Dmitriy Zagulin con colonia penal en el trasfondo
Dmitriy Zagulin con colonia penal en el trasfondo
"Afrontamos todos estos acontecimientos con una sonrisa en la cara" — Dmitriy Zagulin liberado de la colonia penal de Blagoveshchensk
Área Autónoma Judía, Región de AmurEl 27 de marzo de 2026, el testigo de Jehová Dmitriy Zagulin fue puesto en libertad. Él y tres creyentes habían sido condenados por participar en servicios religiosos, acciones que los investigadores equipararon con "organizar las actividades de una organización extremista". En total, Dmitriy pasó 1.191 días tras las rejas.
Dmitriy trabajó durante muchos años en los Ferrocarriles Rusos, donde la dirección le valoraba y le elogió repetidamente por su servicio concienzudo. En mayo de 2018, llegó un "día del juicio", como lo llamaron las fuerzas del orden, para Zagulin y sus compañeros de creencia — durante esa operación especial, se realizaron registros a gran escala de los Testigos de Jehová en Birobidzhán. Diez meses después, se abrió un caso penal contra Dmitriy.

La investigación trajo dificultades adicionales: fue incluido en la lista de monitoreo de Rosfin, sus cuentas bancarias fueron congeladas y en noviembre de 2021 fue despedido de su puesto. En diciembre de 2022, Zagulin fue condenado a tres años y medio en una colonia penal y detenido directamente en la sala del tribunal. "Afrontamos todos estos acontecimientos con una sonrisa en el rostro, entendiendo que no nos juzgaban como ladrones o asesinos, sino que sufríamos por el nombre de Dios", dijo, describiendo ese periodo de su vida.
Dmitri cumplió su condena en Blagoveshchensk, en la Colonia Penal nº 8. Aunque la comunicación con el exterior se limitaba a visitas y cartas ocasionales, su visión optimista le ayudó a soportar el encarcelamiento. "Si empiezas a compadecerte de ti mismo, se vuelve insoportable", comentó.

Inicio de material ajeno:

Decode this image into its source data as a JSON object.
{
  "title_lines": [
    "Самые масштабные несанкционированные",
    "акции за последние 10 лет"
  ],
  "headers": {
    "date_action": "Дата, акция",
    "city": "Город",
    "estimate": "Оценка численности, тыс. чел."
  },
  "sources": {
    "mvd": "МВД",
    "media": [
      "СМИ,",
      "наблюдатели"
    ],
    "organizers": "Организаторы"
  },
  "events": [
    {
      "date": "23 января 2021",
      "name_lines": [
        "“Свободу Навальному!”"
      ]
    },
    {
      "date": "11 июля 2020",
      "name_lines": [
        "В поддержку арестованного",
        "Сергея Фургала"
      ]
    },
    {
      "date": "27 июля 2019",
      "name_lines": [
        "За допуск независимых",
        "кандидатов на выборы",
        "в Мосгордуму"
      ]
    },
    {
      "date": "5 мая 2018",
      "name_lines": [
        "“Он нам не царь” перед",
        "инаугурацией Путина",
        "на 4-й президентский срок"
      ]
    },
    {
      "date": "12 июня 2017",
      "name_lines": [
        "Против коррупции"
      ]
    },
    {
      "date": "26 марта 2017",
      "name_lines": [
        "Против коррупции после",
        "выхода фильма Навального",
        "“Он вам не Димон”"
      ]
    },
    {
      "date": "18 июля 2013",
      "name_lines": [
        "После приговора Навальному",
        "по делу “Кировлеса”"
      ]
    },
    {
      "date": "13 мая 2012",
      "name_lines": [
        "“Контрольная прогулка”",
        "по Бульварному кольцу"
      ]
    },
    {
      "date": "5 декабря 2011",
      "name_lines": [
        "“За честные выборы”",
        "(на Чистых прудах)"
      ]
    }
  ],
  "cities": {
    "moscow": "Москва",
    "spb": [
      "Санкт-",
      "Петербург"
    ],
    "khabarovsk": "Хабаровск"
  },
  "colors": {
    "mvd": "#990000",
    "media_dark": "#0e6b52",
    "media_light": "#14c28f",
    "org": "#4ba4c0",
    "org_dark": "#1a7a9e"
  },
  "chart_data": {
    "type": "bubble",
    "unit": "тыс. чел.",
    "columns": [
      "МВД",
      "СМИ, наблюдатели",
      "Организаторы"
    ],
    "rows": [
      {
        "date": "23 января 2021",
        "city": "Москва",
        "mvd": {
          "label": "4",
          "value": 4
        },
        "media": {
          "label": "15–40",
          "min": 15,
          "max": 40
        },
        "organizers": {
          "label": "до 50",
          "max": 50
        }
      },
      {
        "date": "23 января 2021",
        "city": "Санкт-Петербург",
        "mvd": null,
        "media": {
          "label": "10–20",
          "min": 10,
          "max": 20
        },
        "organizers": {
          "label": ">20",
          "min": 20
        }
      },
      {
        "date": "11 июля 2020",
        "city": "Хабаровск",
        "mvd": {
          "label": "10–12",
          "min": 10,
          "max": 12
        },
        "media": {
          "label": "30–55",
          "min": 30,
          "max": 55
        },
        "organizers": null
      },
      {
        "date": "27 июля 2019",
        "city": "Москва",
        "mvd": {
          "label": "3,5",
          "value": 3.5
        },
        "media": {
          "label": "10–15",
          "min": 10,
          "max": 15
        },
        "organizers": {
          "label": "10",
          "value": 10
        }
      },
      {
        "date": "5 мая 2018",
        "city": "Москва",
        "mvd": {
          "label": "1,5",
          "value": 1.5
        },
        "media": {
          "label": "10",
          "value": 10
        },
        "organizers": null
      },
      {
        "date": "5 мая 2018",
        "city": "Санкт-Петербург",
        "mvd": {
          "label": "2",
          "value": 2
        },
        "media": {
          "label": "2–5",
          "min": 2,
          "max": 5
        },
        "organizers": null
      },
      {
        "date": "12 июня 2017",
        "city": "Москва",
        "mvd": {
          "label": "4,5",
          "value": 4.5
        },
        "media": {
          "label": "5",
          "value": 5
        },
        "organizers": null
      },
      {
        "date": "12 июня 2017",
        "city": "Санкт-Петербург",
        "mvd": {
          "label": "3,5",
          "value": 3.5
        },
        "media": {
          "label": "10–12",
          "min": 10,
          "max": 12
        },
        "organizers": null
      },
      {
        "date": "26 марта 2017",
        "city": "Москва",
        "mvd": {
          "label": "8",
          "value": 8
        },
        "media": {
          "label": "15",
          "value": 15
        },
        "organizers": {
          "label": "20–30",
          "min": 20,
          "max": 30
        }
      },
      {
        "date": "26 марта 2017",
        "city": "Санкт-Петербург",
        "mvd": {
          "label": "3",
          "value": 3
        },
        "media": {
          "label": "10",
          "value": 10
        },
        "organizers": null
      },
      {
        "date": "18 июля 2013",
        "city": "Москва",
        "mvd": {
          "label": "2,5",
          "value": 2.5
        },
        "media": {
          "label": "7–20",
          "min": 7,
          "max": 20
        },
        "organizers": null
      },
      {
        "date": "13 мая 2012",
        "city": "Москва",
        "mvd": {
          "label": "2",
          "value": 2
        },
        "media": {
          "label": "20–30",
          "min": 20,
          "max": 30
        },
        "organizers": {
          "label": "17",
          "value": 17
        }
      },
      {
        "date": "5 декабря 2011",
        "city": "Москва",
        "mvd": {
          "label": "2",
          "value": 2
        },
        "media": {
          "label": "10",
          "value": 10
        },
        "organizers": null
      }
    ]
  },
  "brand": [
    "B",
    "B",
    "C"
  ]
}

En cambio, se adaptó a las nuevas circunstancias: "Si solo 'estás cumpliendo condena', sufres; pero si 'vives', entonces todo está bien." Por ejemplo, Dmitriy mantenía una rutina diaria estricta: intentaba despertarse según la hora de Birobidzhán (4 a.m. hora local), hacía ejercicio regularmente y pasaba los fines de semana en la biblioteca.
Su persecución por la fe no terminó con su liberación. Por decisión judicial, Dmitriy fue puesto bajo supervisión administrativa. Durante los próximos ocho años, tendrá que presentarse ante la policía cuatro veces al mes; tiene prohibido salir de Birobidzhan, estar fuera de su casa entre las 22:00 y las 6:00, y visitar cafés y restaurantes.
Ahora, Dmitriy dice que se siente "maravilloso" y está feliz de reunirse con su familia y amigos. "Estoy abrumado por la emoción", dijo. "Tengo tantos planes. Por ejemplo, me gustaría darme un capricho — hace mucho que no como helado. Me gustaría sentarme con amigos, quedar, hablar, animarnos mutuamente. De verdad hay tantos planes que ni siquiera sabes cómo llevarlos a cabo."